I need some files from the repositories

Besides running functions from the repositories, there also might be some files in the repositories that you need, e.g. images for a webpage. With the Arca method static_filename you can get the absolute path to that file, to where Arca cloned it. The method accepts a relative path (can be a pathlib.Path or str) to the file in the repository.

Example call (file images/example.png from the branch master of https://example.com/hello_word.git):

arca = Arca()

path_to_file = arca.static_filename("https://example.com/hello_word.git",
                                    "master",
                                    "images/example.png")

path_to_file will be an absolute Path.

If the file is not in the repository, FileNotFoundError will be raised. If the provided relative path leads out of the repo, FileOutOfRangeError will be raised.

I will be running a lot of tasks from the same repository

Similarly as above, while you’re building a webpage you might need to run a lot of tasks from the same repositories, to render all the individual pages. However Arca has some overhead for each launched task, but these two options can speed things up:

Singe pull

This option ensures that each branch is only cloned/pulled once per initialization of Arca. You can set it up with the Arca single_pull option (ARCA_SINGLE_PULL setting). This doesn’t help to speedup the first task from a repository, however each subsequent will run faster. This setting is quite useful for keeping consistency, since the state of the repository can’t change in the middle of running multiple tasks.

You can tell Arca to pull again (if a task from that repo/branch is called again) by calling the method Arca.pull_again:

arca = Arca()

...

# only this specific branch will be pulled again
arca.pull_again(repo="https://example.com/hello_word.git", branch="master")

# all branches from this repo will be pulled again
arca.pull_again(repo="https://example.com/hello_word.git")

# everything will be pulled again
arca.pull_again()

Running container

If you’re using the Docker backend, you can speed up things by keeping the containers for running the tasks running.

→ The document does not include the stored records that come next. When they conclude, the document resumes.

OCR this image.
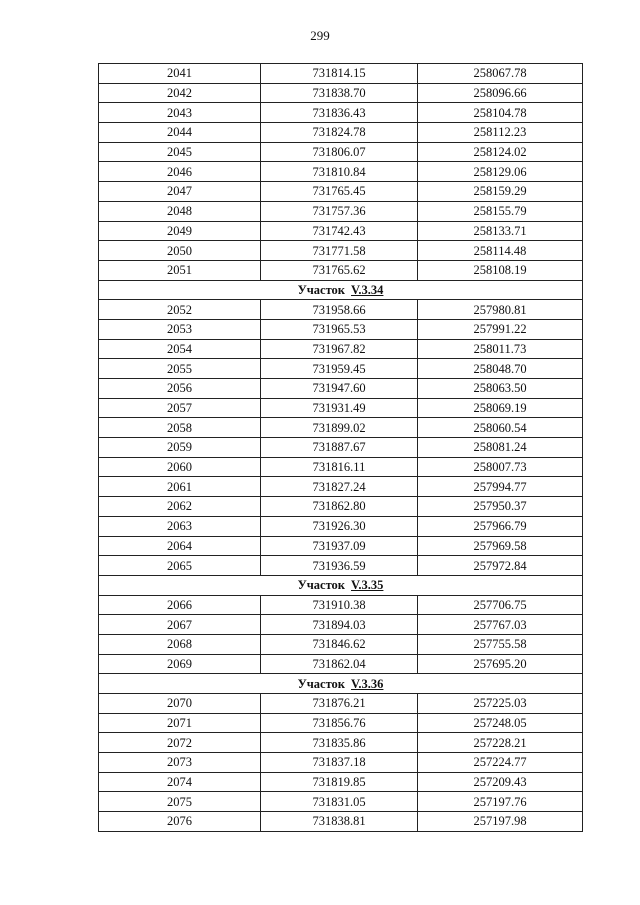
299
2041	731814.15	258067.78
2042	731838.70	258096.66
2043	731836.43	258104.78
2044	731824.78	258112.23
2045	731806.07	258124.02
2046	731810.84	258129.06
2047	731765.45	258159.29
2048	731757.36	258155.79
2049	731742.43	258133.71
2050	731771.58	258114.48
2051	731765.62	258108.19
Участок V.3.34		
2052	731958.66	257980.81
2053	731965.53	257991.22
2054	731967.82	258011.73
2055	731959.45	258048.70
2056	731947.60	258063.50
2057	731931.49	258069.19
2058	731899.02	258060.54
2059	731887.67	258081.24
2060	731816.11	258007.73
2061	731827.24	257994.77
2062	731862.80	257950.37
2063	731926.30	257966.79
2064	731937.09	257969.58
2065	731936.59	257972.84
Участок V.3.35		
2066	731910.38	257706.75
2067	731894.03	257767.03
2068	731846.62	257755.58
2069	731862.04	257695.20
Участок V.3.36		
2070	731876.21	257225.03
2071	731856.76	257248.05
2072	731835.86	257228.21
2073	731837.18	257224.77
2074	731819.85	257209.43
2075	731831.05	257197.76
2076	731838.81	257197.98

Since a container for each repository is launched, this can speed up things considerably, because starting up, copyting files and shutting down containers takes time.

This can be enabled by setting the keep_container_running option to True. When you’re done with running the tasks you can kill the containers by calling the method DockerBackend.stop_containers:

arca = Arca(backend=DockerBackend())

...

arca.backend.stop_containers()

Reference

Arca

class arca.Arca(backend: Union[typing.Callable, arca.backend.base.BaseBackend, str, arca.utils.NotSet] = NOT_SET, settings=None, single_pull=None, base_dir=None, ignore_cache_errors=None) → None

Basic interface for communicating with the library, most basic operations should be possible from this class.

Available settings:

  • base_dir: Directory where cloned repositories and other files are stored (default: .arca)
  • single_pull: Clone/pull each repository only once per initialization (default: False)
  • ignore_cache_errors: Ignore all cache error initialization errors (default: False)
cache_key(repo: str, branch: str, task: arca.task.Task, git_repo: git.repo.base.Repo) → str

Returns the key used for storing results in cache.

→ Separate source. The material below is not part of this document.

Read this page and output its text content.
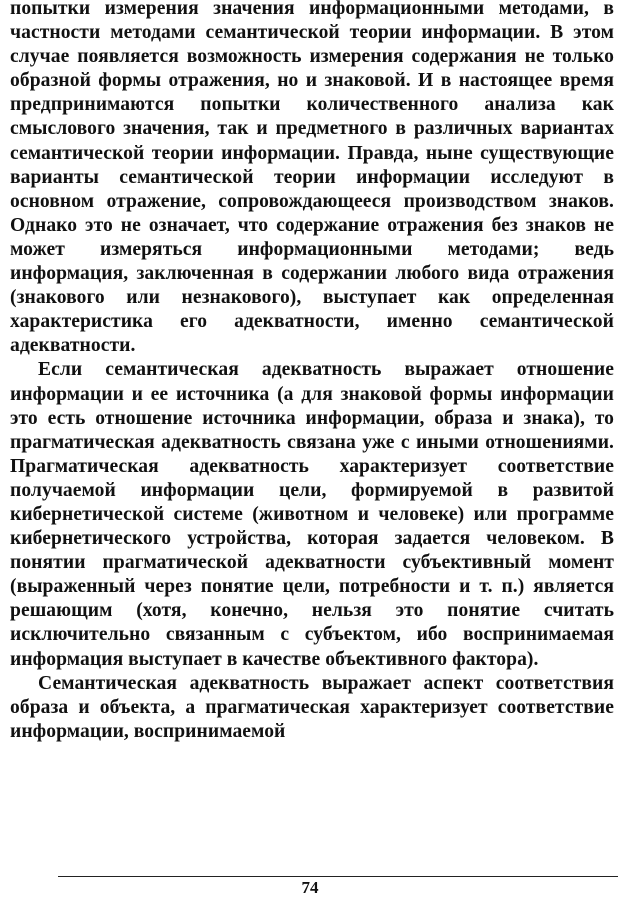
попытки измерения значения информационными методами, в частности методами семантической теории информации. В этом случае появляется возможность измерения содержания не только образной формы отражения, но и знаковой. И в настоящее время предпринимаются попытки количественного анализа как смыслового значения, так и предметного в различных вариантах семантической теории информации. Правда, ныне существующие варианты семантической теории информации исследуют в основном отражение, сопровождающееся производством знаков. Однако это не означает, что содержание отражения без знаков не может измеряться информационными методами; ведь информация, заключенная в содержании любого вида отражения (знакового или незнакового), выступает как определенная характеристика его адекватности, именно семантической адекватности.

Если семантическая адекватность выражает отношение информации и ее источника (а для знаковой формы информации это есть отношение источника информации, образа и знака), то прагматическая адекватность связана уже с иными отношениями. Прагматическая адекватность характеризует соответствие получаемой информации цели, формируемой в развитой кибернетической системе (животном и человеке) или программе кибернетического устройства, которая задается человеком. В понятии прагматической адекватности субъективный момент (выраженный через понятие цели, потребности и т. п.) является решающим (хотя, конечно, нельзя это понятие считать исключительно связанным с субъектом, ибо воспринимаемая информация выступает в качестве объективного фактора).

Семантическая адекватность выражает аспект соответствия образа и объекта, а прагматическая характеризует соответствие информации, воспринимаемой

74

current_git_hash(repo: str, branch: str, git_repo: git.repo.base.Repo, short: bool = False) → str
Parameters:
  • repo – Repo URL
  • branch – Branch name
  • git_repoRepo instance.
  • short – Should the short version be returned?
Returns:

Commit hash of the currently pulled version for the specified repo/branch

get_backend_instance(backend: Union[typing.Callable, arca.backend.base.BaseBackend, str, arca.utils.NotSet]) → arca.backend.base.BaseBackend

Returns a backend instance, either from the argument or from the settings.

Raises:ArcaMisconfigured – If the instance is not a subclass of BaseBackend
get_files(repo: str, branch: str, *, depth: Union[int, NoneType] = 1, reference: Union[pathlib.Path, NoneType] = None) → Tuple[git.repo.base.Repo, pathlib.Path]

Either clones the repository if it’s not cloned already or pulls from origin. If single_pull is enabled, only pulls if the repo/branch combination wasn’t pulled again by this instance.

Parameters:
  • repo – Repo URL
  • branch – Branch name
  • depth – See run()
  • reference – See run()
Returns:

A Repo instance for the repo and a Path to the location where the repo is stored.

get_path_to_repo(repo: str) → pathlib.Path

Returns a Path to the location where all the branches from this repo are stored.

Parameters:repo – Repo URL
Returns:Path to where branches from this repository are cloned.
get_path_to_repo_and_branch(repo: str, branch: str) → pathlib.Path

Returns a Path to where this specific branch is stored on disk.

Parameters:
  • repo – Repo URL
  • branch – branch
Returns:

Path to where the specific branch from this repo is being cloned.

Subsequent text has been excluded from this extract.